Not one just to stand by and let nature take its course, Bill got out the “chicken birthing kit” he’d prepared for the occasion, and he helped the chick out of its egg, helped crack away the shell using cold water and a small paintbrush to brush away the blood where the chick was attached to its yolk sac.

And Bill and Bonnie had themselves a fine and healthy hen.

Bill immediately lay down and let the chick nestle in his chest hair.

Of course, the chick imprinted on him and followed him around like a dog. “Chicken Girl” is what he and Bonnie named it, and Chicken Girl was the perfect pet for the perfect lives of this perfect couple in their perfect house.

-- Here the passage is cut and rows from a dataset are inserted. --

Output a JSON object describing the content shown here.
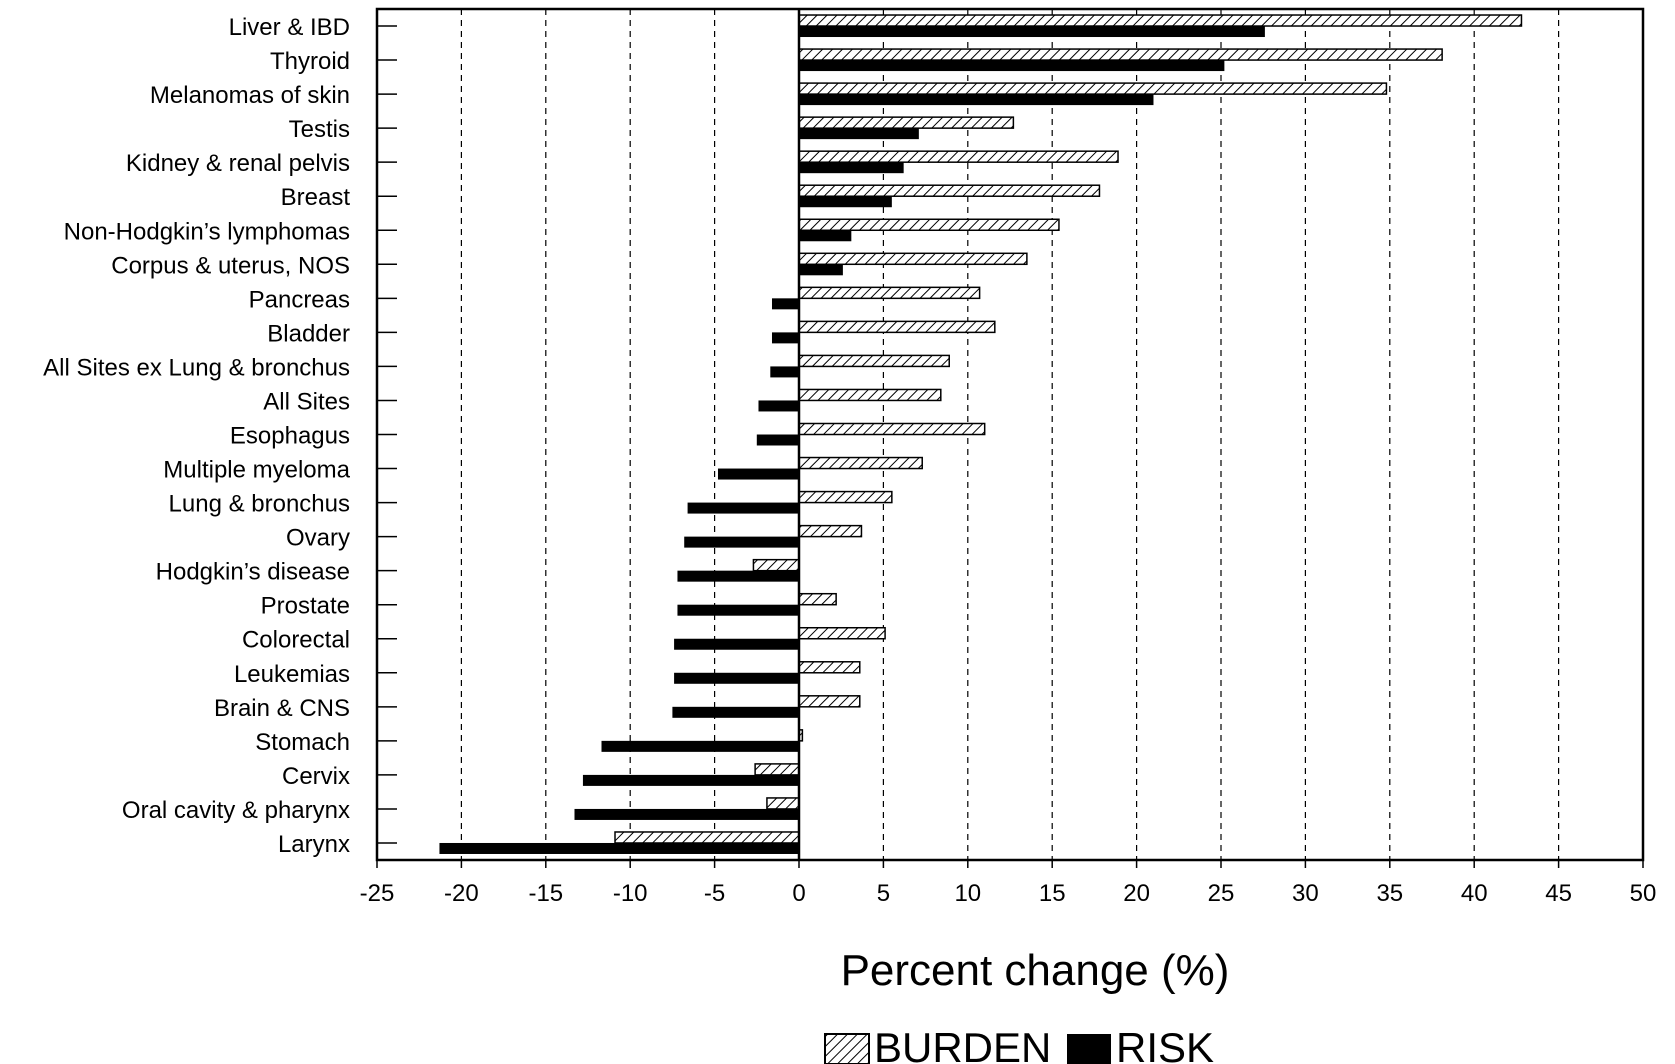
{
  "chart_data": {
    "type": "bar",
    "orientation": "horizontal",
    "categories": [
      "Liver & IBD",
      "Thyroid",
      "Melanomas of skin",
      "Testis",
      "Kidney & renal pelvis",
      "Breast",
      "Non-Hodgkin’s lymphomas",
      "Corpus & uterus, NOS",
      "Pancreas",
      "Bladder",
      "All Sites ex Lung & bronchus",
      "All Sites",
      "Esophagus",
      "Multiple myeloma",
      "Lung & bronchus",
      "Ovary",
      "Hodgkin’s disease",
      "Prostate",
      "Colorectal",
      "Leukemias",
      "Brain & CNS",
      "Stomach",
      "Cervix",
      "Oral cavity & pharynx",
      "Larynx"
    ],
    "series": [
      {
        "name": "BURDEN",
        "pattern": "hatched",
        "color": "#000000",
        "values": [
          42.8,
          38.1,
          34.8,
          12.7,
          18.9,
          17.8,
          15.4,
          13.5,
          10.7,
          11.6,
          8.9,
          8.4,
          11.0,
          7.3,
          5.5,
          3.7,
          -2.7,
          2.2,
          5.1,
          3.6,
          3.6,
          0.2,
          -2.6,
          -1.9,
          -10.9
        ]
      },
      {
        "name": "RISK",
        "pattern": "solid",
        "color": "#000000",
        "values": [
          27.6,
          25.2,
          21.0,
          7.1,
          6.2,
          5.5,
          3.1,
          2.6,
          -1.6,
          -1.6,
          -1.7,
          -2.4,
          -2.5,
          -4.8,
          -6.6,
          -6.8,
          -7.2,
          -7.2,
          -7.4,
          -7.4,
          -7.5,
          -11.7,
          -12.8,
          -13.3,
          -21.3
        ]
      }
    ],
    "xlabel": "Percent change (%)",
    "ylabel": "",
    "xlim": [
      -25,
      50
    ],
    "x_ticks": [
      -25,
      -20,
      -15,
      -10,
      -5,
      0,
      5,
      10,
      15,
      20,
      25,
      30,
      35,
      40,
      45,
      50
    ],
    "grid": "vertical dashed lines",
    "legend_position": "bottom-right"
  }
}
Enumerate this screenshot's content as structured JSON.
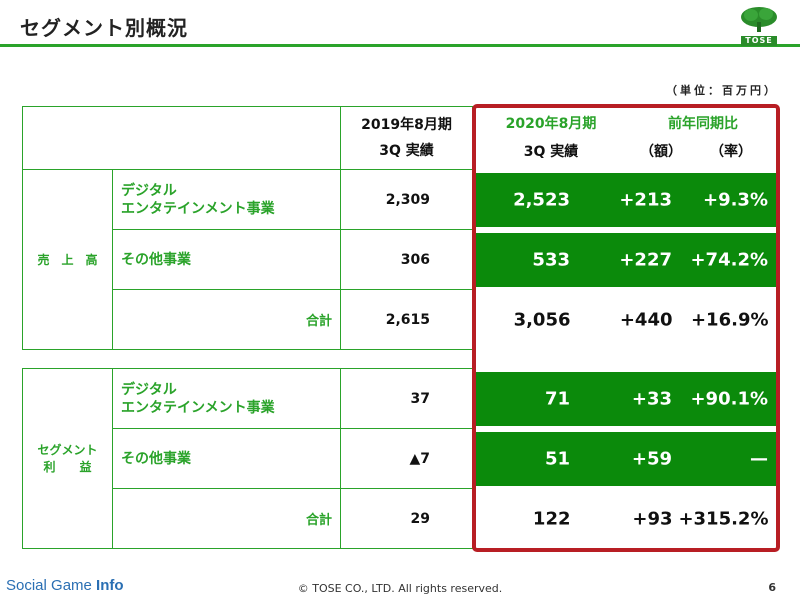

Chicken Girl quickly grew and learned to go in and out of the house through the doggie door, and Chicken Girl would fly up to your hand and gently take a bite of meat when proffered, and, as Bill watched with rapt fascination, she would lay eggs inside the house on the kitchen counter. Chicken Girl would even let the real dog, Bonnie’s dog, Myrtle the spaniel, carry her around in its slobbery dog mouth. Yes, everyone and everything was smitten by Chicken Girl

And, finally, when Chicken Girl was old enough, Bill and Bonnie went back to the Chicken Lady for another egg—a rooster— which was similarly incubated and hatched by the perfect couple in their perfect house. Tellingly, the rooster never acquired a name, but he did do his duty, and soon Chicken Girl’s eggs were hatching with dozens of Chicken Girlettes, all of which she would lead around the house and yard, following Chicken Dad Bill. Yes, the rooster may have been the biological father, but he was treated as a nameless, spiritual zero, and this finally led to a confrontation.

The rooster spurred Bill.

And Bill tossed the rooster clear across the yard.

Shaken, the rooster steered clear of Bill after that, but he did fly at Bonnie whenever he had the opportunity, so the perfect couple gave this not-so-perfect rooster away to friends.

And life at the perfect house became perfect again.

Until Bill and Bonnie came back from a camping trip and found Chicken Girl gone.